I’m writing this column the day after the Las Vegas shooting. As I was going back through some of my columns, I saw that several were written just after a horrific event, and it broke my heart. This country has been hit by three hurricanes and the worst mass shooting in history all in the space of a month.
But here’s the saddest part of all: As the news was talking about Las Vegas, someone mentioned the Ariana Grande concert in London where a mass shooting occurred and I thought to myself, “Oh yeah. I had forgotten about that.”
And that is part of the problem. As humans, we can only store so much sadness and gloom. We have to move on or we will end up stuck in a bad place. But that doesn’t really help those who are still living with their tragedy. So how do we keep ourselves mentally healthy while still attending to all the misery around us?
First, sending thoughts and prayers is a good thing, but it must be followed up with action. If it is a personal tragedy, then follow up with the person on a regular basis and ask, “How has this week (or day or month) been for you?” And then listen. Most of the time, all you can do is listen and give a hug, but it may just be what the person needs from you. If it is a natural disaster, donate to UMCOR and make flood buckets, hygiene kits or any of a number of other needs that you can find on the website. But don’t forget the people who continue to live in devastation just because another disaster has come along.

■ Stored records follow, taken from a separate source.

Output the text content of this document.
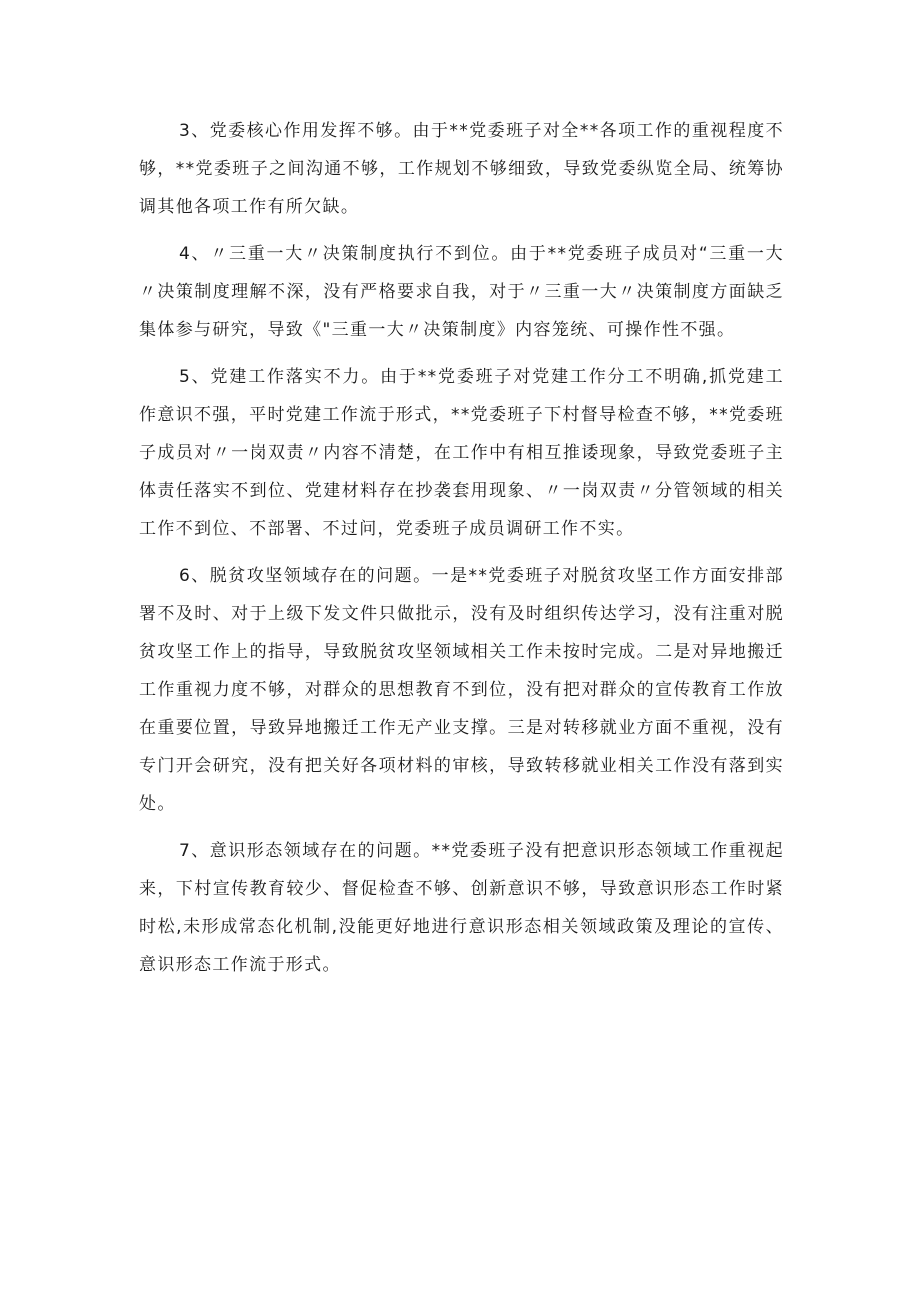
3、党委核心作用发挥不够。由于**党委班子对全**各项工作的重视程度不够，**党委班子之间沟通不够，工作规划不够细致，导致党委纵览全局、统筹协调其他各项工作有所欠缺。

4、〃三重一大〃决策制度执行不到位。由于**党委班子成员对“三重一大〃决策制度理解不深，没有严格要求自我，对于〃三重一大〃决策制度方面缺乏集体参与研究，导致《"三重一大〃决策制度》内容笼统、可操作性不强。

5、党建工作落实不力。由于**党委班子对党建工作分工不明确,抓党建工作意识不强，平时党建工作流于形式，**党委班子下村督导检查不够，**党委班子成员对〃一岗双责〃内容不清楚，在工作中有相互推诿现象，导致党委班子主体责任落实不到位、党建材料存在抄袭套用现象、〃一岗双责〃分管领域的相关工作不到位、不部署、不过问，党委班子成员调研工作不实。

6、脱贫攻坚领域存在的问题。一是**党委班子对脱贫攻坚工作方面安排部署不及时、对于上级下发文件只做批示，没有及时组织传达学习，没有注重对脱贫攻坚工作上的指导，导致脱贫攻坚领域相关工作未按时完成。二是对异地搬迁工作重视力度不够，对群众的思想教育不到位，没有把对群众的宣传教育工作放在重要位置，导致异地搬迁工作无产业支撑。三是对转移就业方面不重视，没有专门开会研究，没有把关好各项材料的审核，导致转移就业相关工作没有落到实处。

7、意识形态领域存在的问题。**党委班子没有把意识形态领域工作重视起来，下村宣传教育较少、督促检查不够、创新意识不够，导致意识形态工作时紧时松,未形成常态化机制,没能更好地进行意识形态相关领域政策及理论的宣传、意识形态工作流于形式。
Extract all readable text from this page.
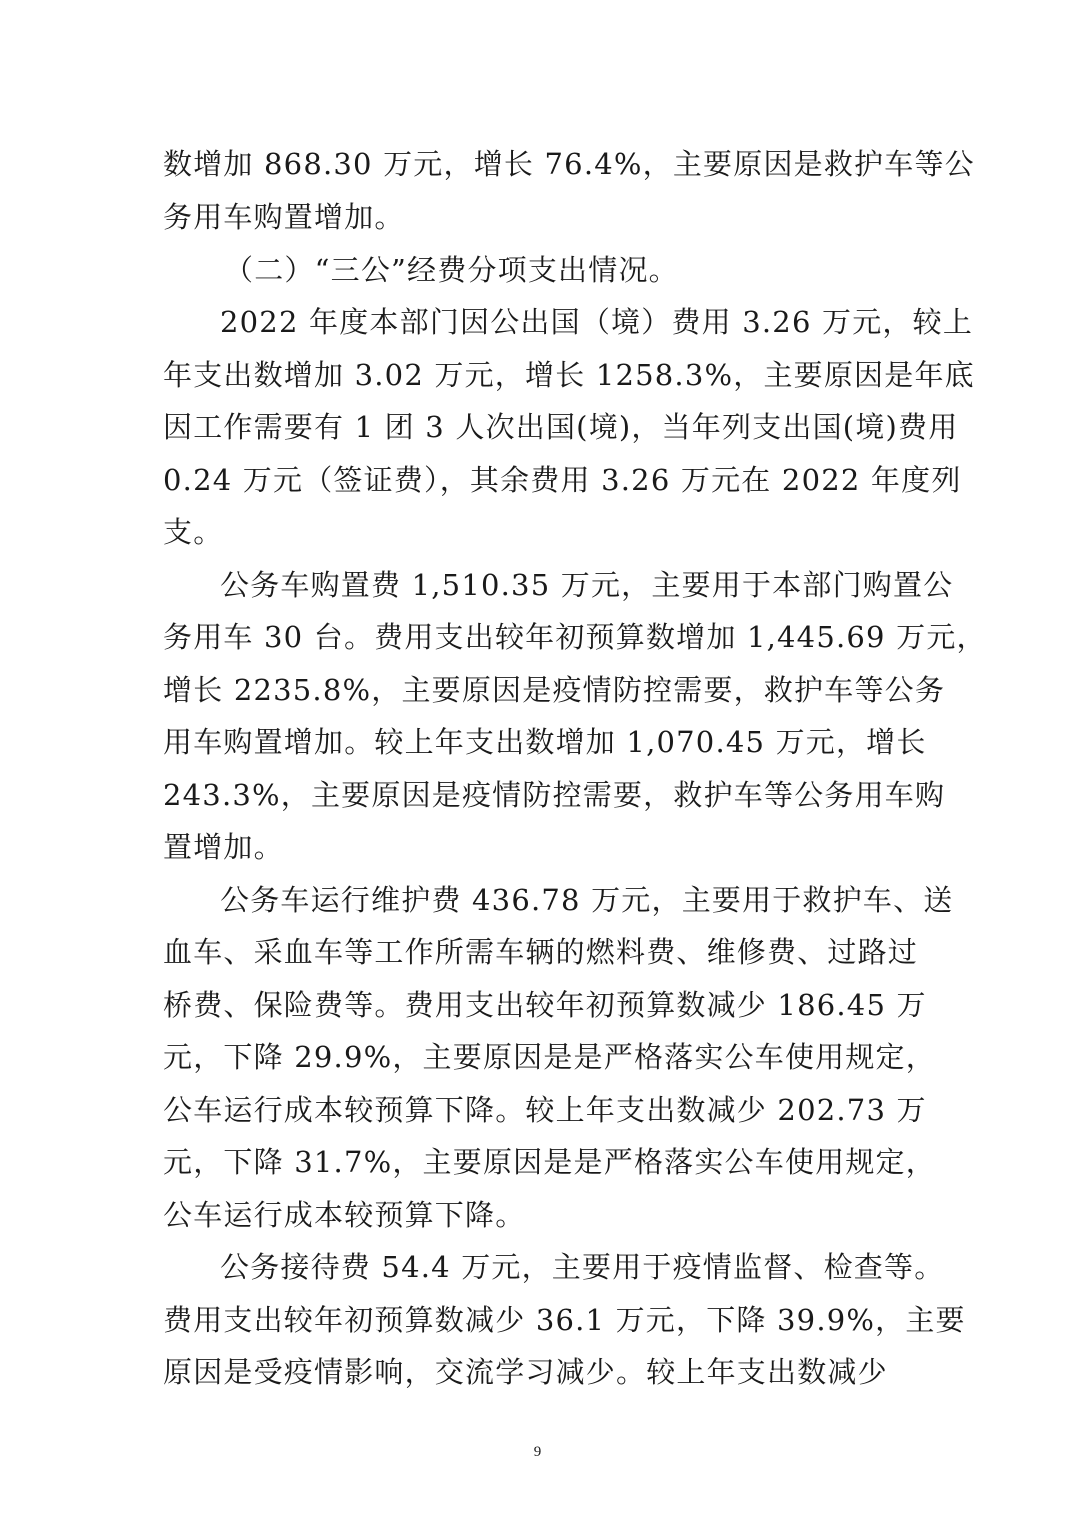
数增加 868.30 万元，增长 76.4%，主要原因是救护车等公
务用车购置增加。
（二）“三公”经费分项支出情况。
2022 年度本部门因公出国（境）费用 3.26 万元，较上
年支出数增加 3.02 万元，增长 1258.3%，主要原因是年底
因工作需要有 1 团 3 人次出国(境)，当年列支出国(境)费用
0.24 万元（签证费），其余费用 3.26 万元在 2022 年度列
支。
公务车购置费 1,510.35 万元，主要用于本部门购置公
务用车 30 台。费用支出较年初预算数增加 1,445.69 万元，
增长 2235.8%，主要原因是疫情防控需要，救护车等公务
用车购置增加。较上年支出数增加 1,070.45 万元，增长
243.3%，主要原因是疫情防控需要，救护车等公务用车购
置增加。
公务车运行维护费 436.78 万元，主要用于救护车、送
血车、采血车等工作所需车辆的燃料费、维修费、过路过
桥费、保险费等。费用支出较年初预算数减少 186.45 万
元，下降 29.9%，主要原因是是严格落实公车使用规定，
公车运行成本较预算下降。较上年支出数减少 202.73 万
元，下降 31.7%，主要原因是是严格落实公车使用规定，
公车运行成本较预算下降。
公务接待费 54.4 万元，主要用于疫情监督、检查等。
费用支出较年初预算数减少 36.1 万元，下降 39.9%，主要
原因是受疫情影响，交流学习减少。较上年支出数减少
9
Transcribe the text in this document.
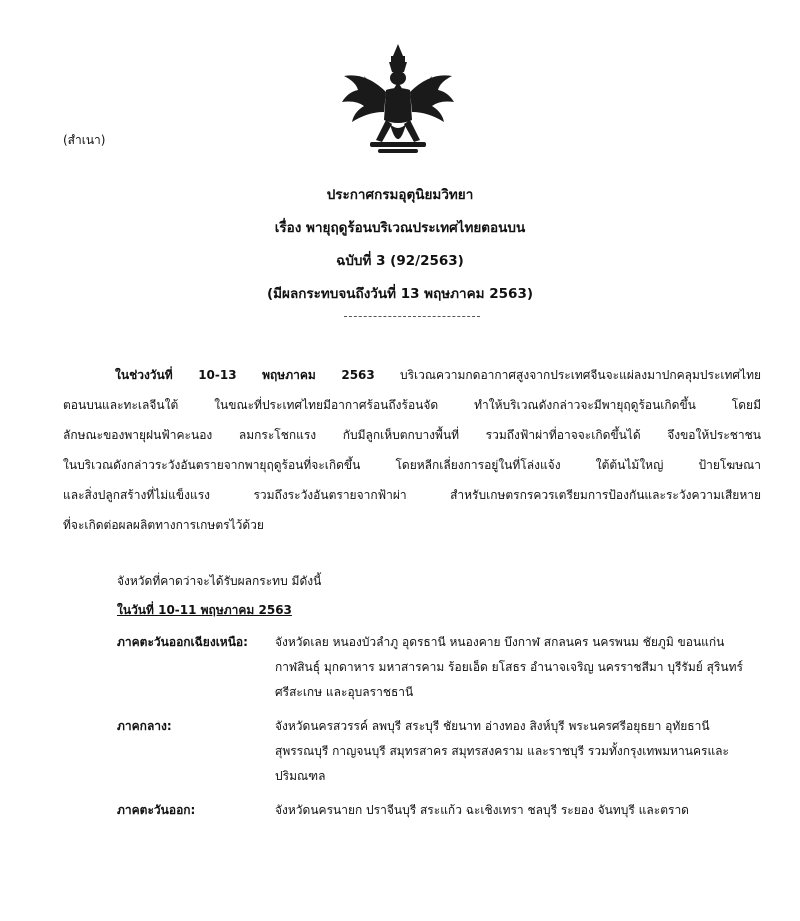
(สำเนา)
ประกาศกรมอุตุนิยมวิทยา
เรื่อง พายุฤดูร้อนบริเวณประเทศไทยตอนบน
ฉบับที่ 3 (92/2563)
(มีผลกระทบจนถึงวันที่ 13 พฤษภาคม 2563)
ในช่วงวันที่ 10-13 พฤษภาคม 2563 บริเวณความกดอากาศสูงจากประเทศจีนจะแผ่ลงมาปกคลุมประเทศไทย
ตอนบนและทะเลจีนใต้ ในขณะที่ประเทศไทยมีอากาศร้อนถึงร้อนจัด ทำให้บริเวณดังกล่าวจะมีพายุฤดูร้อนเกิดขึ้น โดยมี
ลักษณะของพายุฝนฟ้าคะนอง ลมกระโชกแรง กับมีลูกเห็บตกบางพื้นที่ รวมถึงฟ้าผ่าที่อาจจะเกิดขึ้นได้ จึงขอให้ประชาชน
ในบริเวณดังกล่าวระวังอันตรายจากพายุฤดูร้อนที่จะเกิดขึ้น โดยหลีกเลี่ยงการอยู่ในที่โล่งแจ้ง ใต้ต้นไม้ใหญ่ ป้ายโฆษณา
และสิ่งปลูกสร้างที่ไม่แข็งแรง รวมถึงระวังอันตรายจากฟ้าผ่า สำหรับเกษตรกรควรเตรียมการป้องกันและระวังความเสียหาย
ที่จะเกิดต่อผลผลิตทางการเกษตรไว้ด้วย
จังหวัดที่คาดว่าจะได้รับผลกระทบ มีดังนี้
ในวันที่ 10-11 พฤษภาคม 2563
ภาคตะวันออกเฉียงเหนือ:	จังหวัดเลย หนองบัวลำภู อุดรธานี หนองคาย บึงกาฬ สกลนคร นครพนม ชัยภูมิ ขอนแก่น กาฬสินธุ์ มุกดาหาร มหาสารคาม ร้อยเอ็ด ยโสธร อำนาจเจริญ นครราชสีมา บุรีรัมย์ สุรินทร์ ศรีสะเกษ และอุบลราชธานี
ภาคกลาง:	จังหวัดนครสวรรค์ ลพบุรี สระบุรี ชัยนาท อ่างทอง สิงห์บุรี พระนครศรีอยุธยา อุทัยธานี สุพรรณบุรี กาญจนบุรี สมุทรสาคร สมุทรสงคราม และราชบุรี รวมทั้งกรุงเทพมหานครและปริมณฑล
ภาคตะวันออก:	จังหวัดนครนายก ปราจีนบุรี สระแก้ว ฉะเชิงเทรา ชลบุรี ระยอง จันทบุรี และตราด
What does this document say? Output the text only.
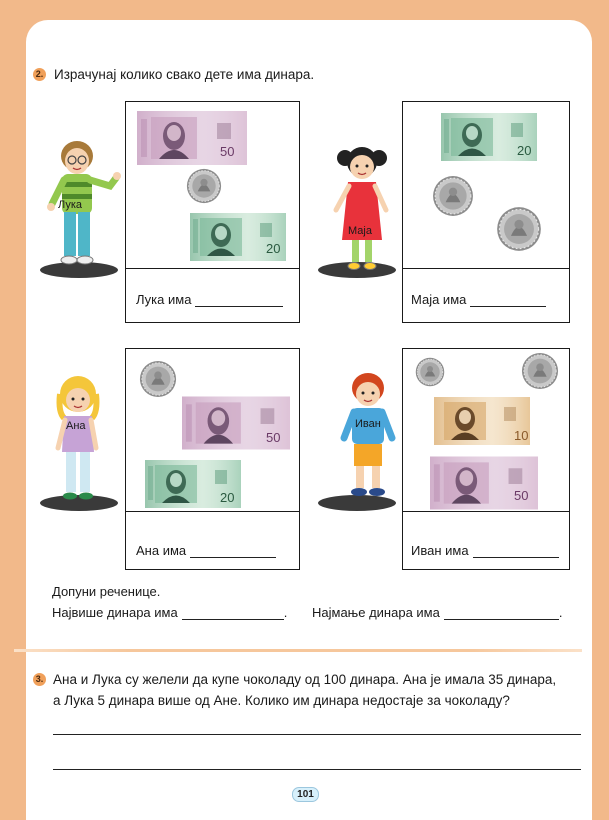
2. Израчунај колико свако дете има динара.
Лука
50
20
Лука има
Маја
20
Маја има
Ана
50
20
Ана има
Иван
10
50
Иван има
Допуни реченице.
Највише динара има	. Најмање динара има	.
3. Ана и Лука су желели да купе чоколаду од 100 динара. Ана је имала 35 динара,
а Лука 5 динара више од Ане. Колико им динара недостаје за чоколаду?
101
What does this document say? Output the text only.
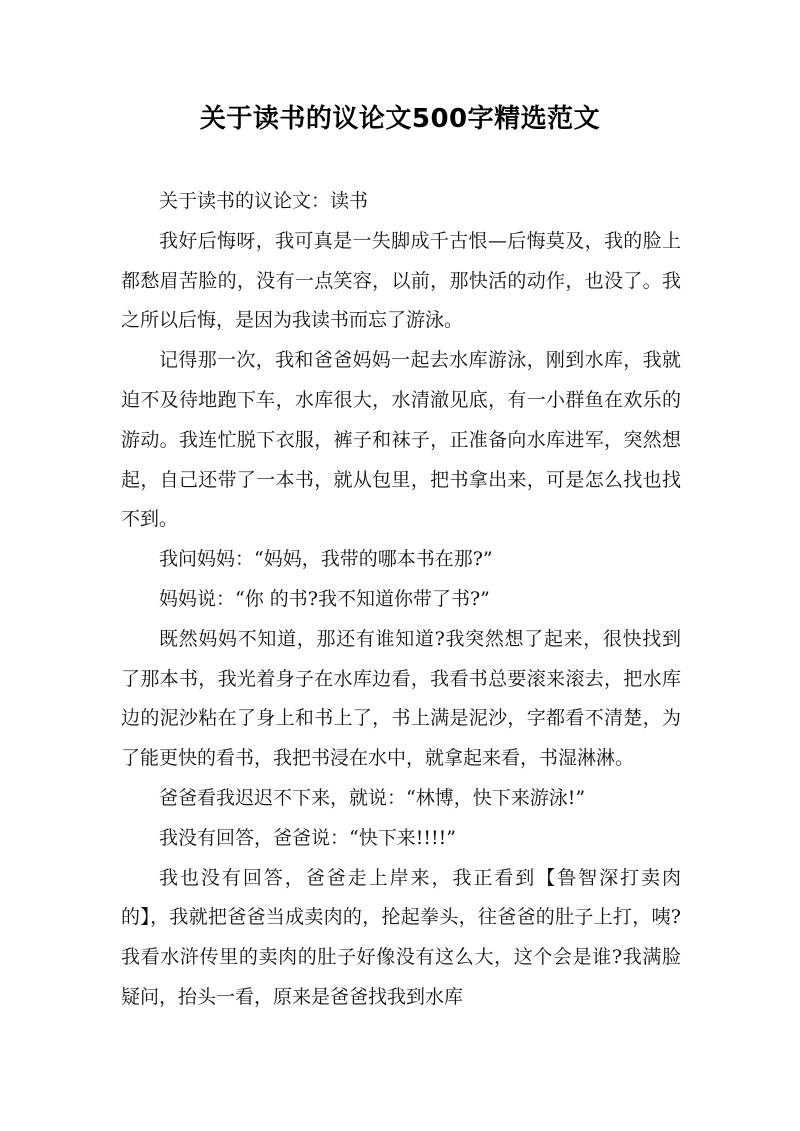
关于读书的议论文500字精选范文

关于读书的议论文：读书

我好后悔呀，我可真是一失脚成千古恨—后悔莫及，我的脸上都愁眉苦脸的，没有一点笑容，以前，那快活的动作，也没了。我之所以后悔，是因为我读书而忘了游泳。

记得那一次，我和爸爸妈妈一起去水库游泳，刚到水库，我就迫不及待地跑下车，水库很大，水清澈见底，有一小群鱼在欢乐的游动。我连忙脱下衣服，裤子和袜子，正准备向水库进军，突然想起，自己还带了一本书，就从包里，把书拿出来，可是怎么找也找不到。

我问妈妈：“妈妈，我带的哪本书在那?”

妈妈说：“你 的书?我不知道你带了书?”

既然妈妈不知道，那还有谁知道?我突然想了起来，很快找到了那本书，我光着身子在水库边看，我看书总要滚来滚去，把水库边的泥沙粘在了身上和书上了，书上满是泥沙，字都看不清楚，为了能更快的看书，我把书浸在水中，就拿起来看，书湿淋淋。

爸爸看我迟迟不下来，就说：“林博，快下来游泳!”

我没有回答，爸爸说：“快下来!!!!”

我也没有回答，爸爸走上岸来，我正看到【鲁智深打卖肉的】，我就把爸爸当成卖肉的，抡起拳头，往爸爸的肚子上打，咦?我看水浒传里的卖肉的肚子好像没有这么大，这个会是谁?我满脸疑问，抬头一看，原来是爸爸找我到水库
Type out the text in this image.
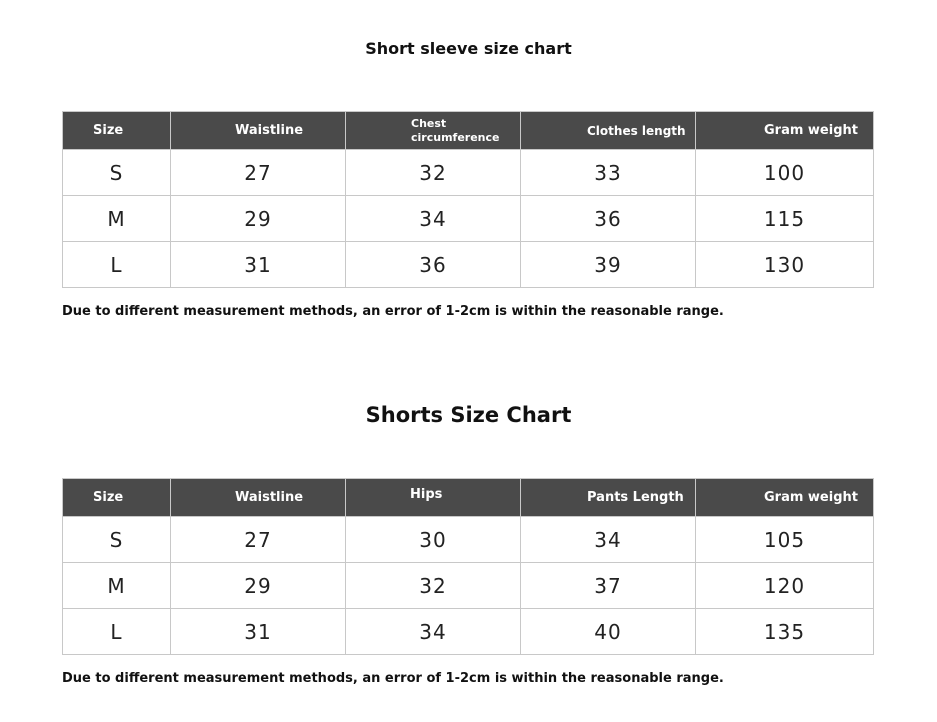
Short sleeve size chart
Size	Waistline	Chest circumference	Clothes length	Gram weight

S	27	32	33	100
M	29	34	36	115
L	31	36	39	130
Due to different measurement methods, an error of 1-2cm is within the reasonable range.
Shorts Size Chart
Size	Waistline	Hips	Pants Length	Gram weight

S	27	30	34	105
M	29	32	37	120
L	31	34	40	135
Due to different measurement methods, an error of 1-2cm is within the reasonable range.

Work for justice. Work for laws that enforce the homebuyer’s right to be told about being in a flood plain, which many people in Houston were not told. Ask for laws that weed out shyster roofers and contractors who show up after a natural disaster. Talk about mental health issues and ask your representatives to take them seriously. Give voice to those who have no voice: small children killed in school, domestic violence victims, children growing up in violent and abusive homes, and those who live in slavery (and yes, this is still a very real problem).
The list goes on, so it is up to you to decide where to put your energy.
But most of all, never ever give up hope for a better world. In Isaiah 40:30 we are told, “but those who hope in the Lord will renew their strength. They will soar on wings like eagles; they will run and not grow weary, they will walk and not be faint.”
We know God is still with us even in this crazy, mixed-up world, so we continue to hope and be joyful. God is with us — we are not alone.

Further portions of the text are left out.